Prime Imperative (The Prime Chronicles Book 3) (35 page)

“And so, Tenar plotted and planned.” Bria caught at Lorinda’s blouse as the older woman stumbled. “Careful, mother-kin…He punished Ilar for stealing you away by striking at the people Ilar was raised to protect. And Tenar’s machinations helped tip the Prime people close to extinction.”

“Damn good revenge,” Mel said. “But crazy.”

“Ilar suspected a conspiracy, but couldn’t prove anything,” Lorinda gasped out and placed a hand on the wall as she quickly descended the stairs.

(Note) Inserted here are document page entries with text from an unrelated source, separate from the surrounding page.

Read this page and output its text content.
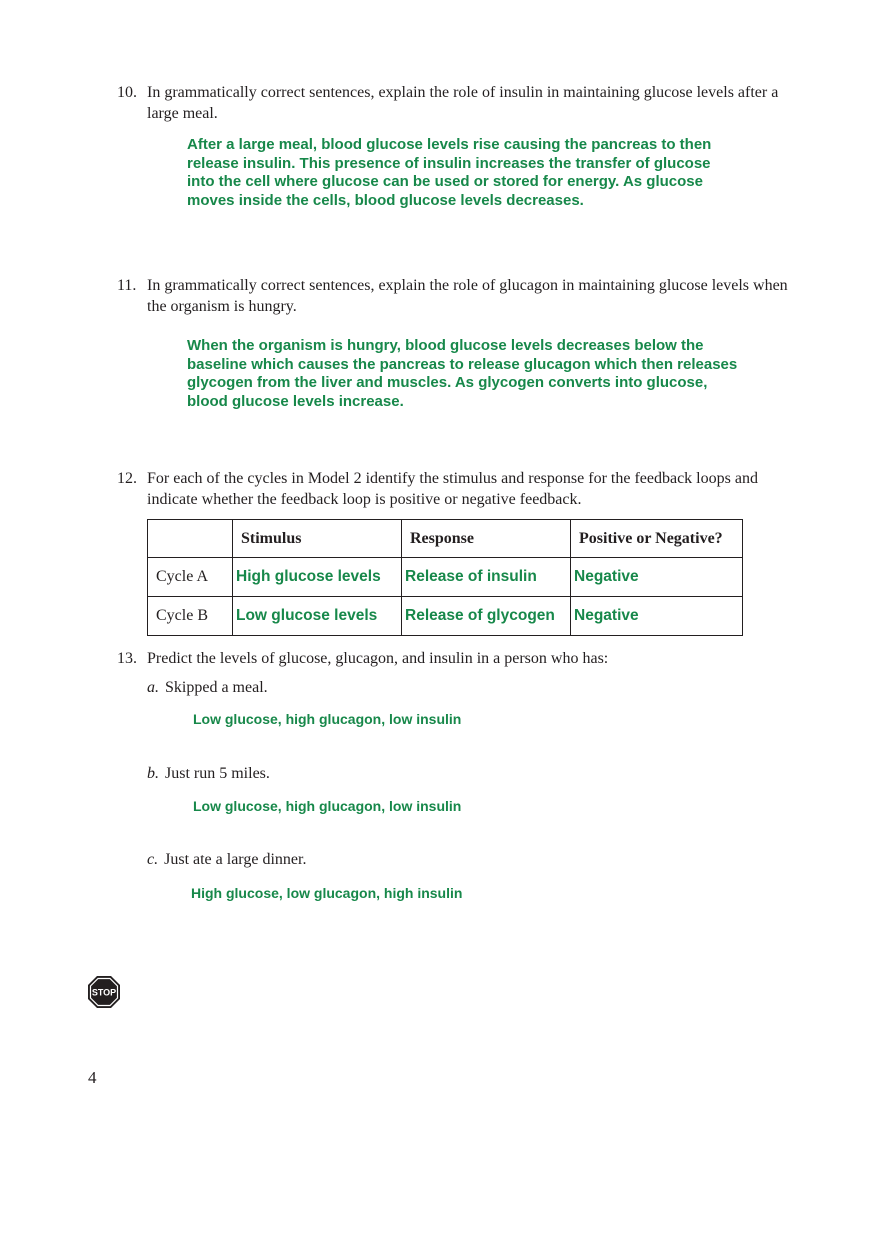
10. In grammatically correct sentences, explain the role of insulin in maintaining glucose levels after a large meal.
After a large meal, blood glucose levels rise causing the pancreas to then
release insulin. This presence of insulin increases the transfer of glucose
into the cell where glucose can be used or stored for energy. As glucose
moves inside the cells, blood glucose levels decreases.
11. In grammatically correct sentences, explain the role of glucagon in maintaining glucose levels when the organism is hungry.
When the organism is hungry, blood glucose levels decreases below the
baseline which causes the pancreas to release glucagon which then releases
glycogen from the liver and muscles. As glycogen converts into glucose,
blood glucose levels increase.
12. For each of the cycles in Model 2 identify the stimulus and response for the feedback loops and indicate whether the feedback loop is positive or negative feedback.
	Stimulus	Response	Positive or Negative?
Cycle A	High glucose levels	Release of insulin	Negative
Cycle B	Low glucose levels	Release of glycogen	Negative
13. Predict the levels of glucose, glucagon, and insulin in a person who has:
a. Skipped a meal.
Low glucose, high glucagon, low insulin
b. Just run 5 miles.
Low glucose, high glucagon, low insulin
c. Just ate a large dinner.
High glucose, low glucagon, high insulin
STOP
4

“So, he shoved the joinder with the Alliance down the Elder Council’s throats and forced the traitor’s hand.” Mel hummed her approval. “My
gemat
’s father is one smart man.”

Bria’s heart pounded, and she gasped raggedly. The pace Mel set was wicked, but in Bria’s head a clock counted down at light speed as she sensed evil was in hot pursuit.

Lorinda, who looked exhausted, muttered “right” and “left” as they ran through narrow hallways, always heading downward.

Finally, they stopped at a closed door. All three of them took the time to catch their breath and listen for the sounds of pursuit. The men chasing them weren’t close enough to hear yet, but she and Mel exchanged worried looks. Impending danger hung thickly in the air.

“Are my sons getting closer?” Lorinda asked.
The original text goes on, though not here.